- Three Florida schools sold 7,600 fake diplomas to nursing license applicants, officials said.
- Fake diplomas and transcripts qualified candidates for the national nursing board exam.
- They would have allowed buyers to potentially skip thousands of clinical trainings, prosecutors said.
Up to 7,600 people across the United States may be using fake nursing credentials under a program run by degree-selling Florida nursing schools, federal prosecutors said Wednesday.
Employees and owners of three accredited schools – Palm Beach School of Nursing, Siena College and Sacred Heart International Institute – are accused by the Justice Department of selling 7,600 diplomas and transcripts to people seeking licenses and employment of registered nurses and practical or professional nurses.
The fake credentials would not have given the buyer a nursing license, but it would qualify them to take the national board of nursing exam. They would only become registered nurses after passing this exam.
Yet the fake diplomas and transcripts, which cost up to $15,000 each, allegedly helped candidates skip “hundreds, if not thousands, of hours of clinical training,” Markenzy Lapointe, the United States Attorney for the Southern District of Florida. News.
In a Justice Department statement, officials said “recruiters” would approach potential buyers and conspire with school employees, officials or owners to create and distribute the fraudulent materials.

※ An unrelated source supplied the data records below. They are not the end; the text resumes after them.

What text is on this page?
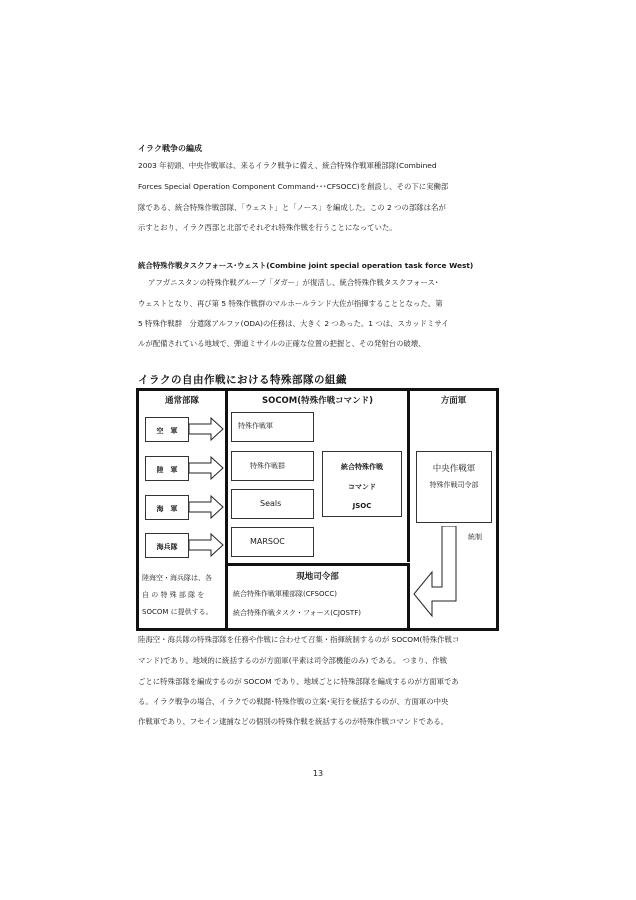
イラク戦争の編成
2003 年初頭、中央作戦軍は、来るイラク戦争に備え、統合特殊作戦軍種部隊(Combined
Forces Special Operation Component Command･･･CFSOCC)を創設し、その下に実働部
隊である、統合特殊作戦部隊、「ウェスト」と「ノース」を編成した。この 2 つの部隊は名が
示すとおり、イラク西部と北部でそれぞれ特殊作戦を行うことになっていた。
統合特殊作戦タスクフォース･ウェスト(Combine joint special operation task force West)
アフガニスタンの特殊作戦グループ「ダガー」が復活し、統合特殊作戦タスクフォース･
ウェストとなり、再び第 5 特殊作戦群のマルホールランド大佐が指揮することとなった。第
5 特殊作戦群　分遣隊アルファ(ODA)の任務は、大きく 2 つあった。1 つは、スカッドミサイ
ルが配備されている地域で、弾道ミサイルの正確な位置の把握と、その発射台の破壊、
イラクの自由作戦における特殊部隊の組織
通常部隊
空　軍
陸　軍
海　軍
海兵隊
陸海空・海兵隊は、各
自 の 特 殊 部 隊 を
SOCOM に提供する。
SOCOM(特殊作戦コマンド)
特殊作戦軍
特殊作戦群
Seals
MARSOC
統合特殊作戦
コマンド
JSOC
方面軍
中央作戦軍
特殊作戦司令部
統制
現地司令部
統合特殊作戦軍種部隊(CFSOCC)
統合特殊作戦タスク・フォース(CJOSTF)
陸海空・海兵隊の特殊部隊を任務や作戦に合わせて召集・指揮統制するのが SOCOM(特殊作戦コ
マンド)であり、地域的に統括するのが方面軍(平素は司令部機能のみ) である。 つまり、作戦
ごとに特殊部隊を編成するのが SOCOM であり、地域ごとに特殊部隊を編成するのが方面軍であ
る。イラク戦争の場合、イラクでの戦闘･特殊作戦の立案･実行を統括するのが、方面軍の中央
作戦軍であり、フセイン逮捕などの個別の特殊作戦を統括するのが特殊作戦コマンドである。
13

The diplomas would indicate that the buyer had completed the respective school’s nursing program, when he had never taken any classes there, prosecutors said.
A total of 25 people are charged with wire fraud and wire fraud conspiracy for participating in the scheme, and each defendant faces up to 20 years in prison.
All three schools have been closed, officials said. Siena College and Sacred Heart International Institute are in Broward County. The Palm Beach School of Nursing is in Palm Beach County.
“What is troubling about this investigation is that there are more than 7,600 people across the country with fraudulent nursing credentials who are potentially in critical healthcare roles treating patients,” a said Chad Yarbrough, an acting FBI special agent in Miami.
Authorities said they have yet to hear of any cases where a patient was harmed because they received treatment from someone who purchased a fake license through the program.
But the scale of the fraud operation has officials worried about the potential harm to patients, especially as the United States faces a nursing shortage that has worsened during the COVID-19 pandemic. 19.
“Not only is this a public safety issue, but it also tarnishes the reputation of nurses who perform the demanding clinical and course work necessary to obtain their professional licenses and employment,” Lapointe said in the statement. Ministry of Justice.
The U.S. Attorney’s Office for the Southern District of Florida and the Office of the Inspector General for the Department of Health and Human Services did not immediately respond to Insider’s requests for comment.